The recovery of the Asteriacites ichnoassemblage offers the possibility to better define this paleoenvironment. Asteriacites is recorded in marginal-marine, tidal-flat facies and is generally considered as indicative of fully oxygenated (Müller 1980;
Mikuláš 1992;
Twitchett and Wignall 1996) and clear waters (Kilbourne et al. 1998; see also
Kesling and Le Vasseur 1971 and
Mikuláš 1990,
1992). Facies analysis, indicating sedimentation in sand, mixed sand-mud, and intertidal flats (i.e., channel and pond subenvironments) is consistent with this suggestion. Sedimentary structures are indicative of shallow water tidal environment, and the observed heterolitic stratification indicates the presence of steady flows at low current velocities. The occurrence of dinosaur tracks and other supratidal markers (mud cracks, sheet crack, oxidized shells, reddish film of soils) provide evidences for repeated subaerial exposures of this sector considered up to now as fully subtidal.

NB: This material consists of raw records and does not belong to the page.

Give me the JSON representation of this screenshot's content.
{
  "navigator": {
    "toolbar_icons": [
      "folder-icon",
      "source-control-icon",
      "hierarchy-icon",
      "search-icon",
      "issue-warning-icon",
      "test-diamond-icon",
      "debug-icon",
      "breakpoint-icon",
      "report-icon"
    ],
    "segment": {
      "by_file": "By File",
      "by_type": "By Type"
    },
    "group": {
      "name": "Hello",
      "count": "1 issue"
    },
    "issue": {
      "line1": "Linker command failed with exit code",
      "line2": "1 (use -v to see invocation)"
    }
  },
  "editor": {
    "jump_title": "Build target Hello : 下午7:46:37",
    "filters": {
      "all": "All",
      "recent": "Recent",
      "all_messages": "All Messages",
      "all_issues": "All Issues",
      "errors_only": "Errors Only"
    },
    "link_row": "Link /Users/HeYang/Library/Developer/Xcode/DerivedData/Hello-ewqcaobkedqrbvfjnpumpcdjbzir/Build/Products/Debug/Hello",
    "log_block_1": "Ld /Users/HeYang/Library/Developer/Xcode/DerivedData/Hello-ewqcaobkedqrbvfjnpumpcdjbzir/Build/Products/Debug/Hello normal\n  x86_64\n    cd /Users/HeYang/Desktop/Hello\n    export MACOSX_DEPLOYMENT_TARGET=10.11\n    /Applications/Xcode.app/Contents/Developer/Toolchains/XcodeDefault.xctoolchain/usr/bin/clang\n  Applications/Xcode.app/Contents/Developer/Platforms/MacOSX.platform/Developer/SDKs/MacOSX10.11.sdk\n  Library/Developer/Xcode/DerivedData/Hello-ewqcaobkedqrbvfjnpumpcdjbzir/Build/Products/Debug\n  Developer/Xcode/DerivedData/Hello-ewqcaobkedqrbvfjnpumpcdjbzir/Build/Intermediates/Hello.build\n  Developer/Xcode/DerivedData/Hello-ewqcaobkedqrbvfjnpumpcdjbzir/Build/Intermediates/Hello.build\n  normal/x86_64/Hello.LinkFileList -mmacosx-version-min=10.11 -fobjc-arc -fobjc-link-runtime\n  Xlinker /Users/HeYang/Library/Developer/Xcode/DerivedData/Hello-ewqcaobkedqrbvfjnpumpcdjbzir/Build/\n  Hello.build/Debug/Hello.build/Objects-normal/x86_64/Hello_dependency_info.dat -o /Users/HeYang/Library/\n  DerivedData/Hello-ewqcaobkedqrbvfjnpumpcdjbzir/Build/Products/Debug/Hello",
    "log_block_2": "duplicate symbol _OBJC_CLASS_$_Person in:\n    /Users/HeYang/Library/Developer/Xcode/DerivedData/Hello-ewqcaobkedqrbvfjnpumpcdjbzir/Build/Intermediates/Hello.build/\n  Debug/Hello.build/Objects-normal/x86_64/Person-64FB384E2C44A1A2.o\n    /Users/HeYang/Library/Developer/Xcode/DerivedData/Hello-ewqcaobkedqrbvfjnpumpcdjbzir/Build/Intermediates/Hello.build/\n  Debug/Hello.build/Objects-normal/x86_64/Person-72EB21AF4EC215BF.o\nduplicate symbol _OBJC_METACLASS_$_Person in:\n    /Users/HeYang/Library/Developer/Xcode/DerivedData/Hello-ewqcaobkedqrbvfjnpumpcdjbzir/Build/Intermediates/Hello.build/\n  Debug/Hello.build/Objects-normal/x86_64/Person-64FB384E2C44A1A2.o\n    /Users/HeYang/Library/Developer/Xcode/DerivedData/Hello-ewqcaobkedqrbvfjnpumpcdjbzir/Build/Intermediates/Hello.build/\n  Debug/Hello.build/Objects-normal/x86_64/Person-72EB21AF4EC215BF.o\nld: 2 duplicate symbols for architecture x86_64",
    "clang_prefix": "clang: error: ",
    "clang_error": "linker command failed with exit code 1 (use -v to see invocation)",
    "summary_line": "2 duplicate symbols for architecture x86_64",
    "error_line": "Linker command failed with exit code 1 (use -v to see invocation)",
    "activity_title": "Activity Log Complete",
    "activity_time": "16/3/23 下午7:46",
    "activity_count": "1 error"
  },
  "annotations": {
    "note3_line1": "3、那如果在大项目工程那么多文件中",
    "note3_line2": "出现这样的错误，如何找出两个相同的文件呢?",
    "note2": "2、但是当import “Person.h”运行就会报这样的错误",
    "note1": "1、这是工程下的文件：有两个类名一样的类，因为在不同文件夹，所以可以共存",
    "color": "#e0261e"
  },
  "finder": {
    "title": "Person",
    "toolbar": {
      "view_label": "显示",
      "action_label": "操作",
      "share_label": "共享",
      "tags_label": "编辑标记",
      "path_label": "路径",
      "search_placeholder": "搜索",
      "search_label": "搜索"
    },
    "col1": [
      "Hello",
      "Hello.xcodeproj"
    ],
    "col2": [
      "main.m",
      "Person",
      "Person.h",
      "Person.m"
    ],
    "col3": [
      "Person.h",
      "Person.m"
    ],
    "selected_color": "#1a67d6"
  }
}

Asteriacites has been also shown to be common in brackish-water conditions (Mángano et al. 1999). This is consistent with the possible presence of a fresh water source in a not too far area that would have been necessary to sustain the existence of the sedentary populations of dinosaurs documented in the Coste dell'Anglone site. Present data, however, are insufficient to test this hypothesis.
Here presented data are consistent with the interpretations of
Bosellini and Broglio Loriga (1971) and
Masetti et al. (1998) that envisaged a lagoon-barrier island complex scenario for this unit during the Sinemurian with a subtidal ramp gently inclined to the west and an intertidal-supratidal barrier island complex, trending approximately N-S, now corresponding to Mt. Brento-Mt. Biaina and Mt. Baldo chains (ramp-lagoonal model).